David Cronenbergs morbide Geschäftsidee
Da kommt ein Film von David Cronenberg gerade recht: "The Shrouds" (also: Die Leichenhemden) erzählt von einem Mann (Vincent Cassel), der über den Tod seiner Frau nicht hinwegkommt und eine High-Tech-Firma betreibt. Die hat die morbide Geschäftsidee, die Trennung zwischen Toten und Hinterbliebenen dadurch aufzuheben, dass 3-D oder MRT-Kameras die Zersetzung des Leichnams aufnehmen und man ihn live auf Bildschirmen, die in die Grabsteine integriert sind, anzeigen lassen kann - oder zuhause am Laptop.
Diane Kruger spielt in einer Doppelrolle die krebskranke Ehefrau, die immer weiter operativ verstümmelt wird in Rückblenden und deren Schwester, die das Ersatzobjekt der Begierde wird. Das ist alles psychologisch durchaus interessant, auch was unseren Umgang mit Tod und Trennung angeht - bis hin zur Paranoia.
Aber der Film verheddert sich dann in einem Digitalspionage- und Überwachungskrimi.

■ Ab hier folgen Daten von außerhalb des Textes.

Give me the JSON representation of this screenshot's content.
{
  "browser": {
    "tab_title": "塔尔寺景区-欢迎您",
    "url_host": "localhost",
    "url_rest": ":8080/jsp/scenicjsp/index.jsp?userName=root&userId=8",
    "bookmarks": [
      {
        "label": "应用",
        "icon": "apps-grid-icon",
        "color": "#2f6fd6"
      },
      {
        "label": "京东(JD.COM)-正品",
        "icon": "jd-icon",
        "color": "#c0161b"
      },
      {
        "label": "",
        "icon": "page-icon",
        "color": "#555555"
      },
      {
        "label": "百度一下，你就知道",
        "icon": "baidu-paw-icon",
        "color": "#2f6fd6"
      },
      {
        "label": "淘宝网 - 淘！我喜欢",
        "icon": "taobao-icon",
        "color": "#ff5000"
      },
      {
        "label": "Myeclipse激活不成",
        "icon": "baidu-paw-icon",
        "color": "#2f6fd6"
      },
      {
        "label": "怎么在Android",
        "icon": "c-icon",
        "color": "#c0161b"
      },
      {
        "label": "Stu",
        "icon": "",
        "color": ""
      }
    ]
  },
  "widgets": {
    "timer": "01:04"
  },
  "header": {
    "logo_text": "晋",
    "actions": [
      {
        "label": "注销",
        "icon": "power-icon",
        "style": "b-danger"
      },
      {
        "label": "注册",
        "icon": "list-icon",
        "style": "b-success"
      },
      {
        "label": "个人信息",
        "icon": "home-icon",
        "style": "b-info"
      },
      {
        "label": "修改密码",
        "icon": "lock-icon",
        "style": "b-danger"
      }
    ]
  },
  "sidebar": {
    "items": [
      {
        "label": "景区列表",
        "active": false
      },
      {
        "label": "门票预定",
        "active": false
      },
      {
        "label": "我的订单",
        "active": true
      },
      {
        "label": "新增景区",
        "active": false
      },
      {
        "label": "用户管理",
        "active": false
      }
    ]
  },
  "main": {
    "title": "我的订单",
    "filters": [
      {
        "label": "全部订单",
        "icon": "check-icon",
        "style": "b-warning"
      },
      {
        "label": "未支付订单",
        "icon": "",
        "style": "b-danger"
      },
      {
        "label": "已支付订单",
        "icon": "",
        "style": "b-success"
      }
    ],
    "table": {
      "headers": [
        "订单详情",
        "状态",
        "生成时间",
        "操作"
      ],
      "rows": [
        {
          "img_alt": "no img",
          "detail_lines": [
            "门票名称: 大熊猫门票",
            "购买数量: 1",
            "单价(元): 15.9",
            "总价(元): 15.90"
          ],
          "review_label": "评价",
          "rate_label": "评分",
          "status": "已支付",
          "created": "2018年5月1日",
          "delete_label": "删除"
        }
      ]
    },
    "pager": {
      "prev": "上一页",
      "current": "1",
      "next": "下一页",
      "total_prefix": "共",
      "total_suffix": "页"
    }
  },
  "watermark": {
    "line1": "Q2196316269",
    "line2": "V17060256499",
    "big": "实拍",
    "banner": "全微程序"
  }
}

Das merkte wohl auch der 81-jährige Horror-Spezialist Cronenberg selbst. Hacken die Russen oder die Chinesen und wenn ja, wofür? Was haben Ungarn, Ökoaktivisten oder gar der Onkologie-Chirurg der Verstorbenen mit allem zu tun? Da führt Cronenberg seinen Film in mehrdeutige, aber dabei völlig unbefriedigende Aporie, auch wenn "The Shrouds" kein weiterer filmischer Grabstein eines so genannten "alten weißen Mannes" ist.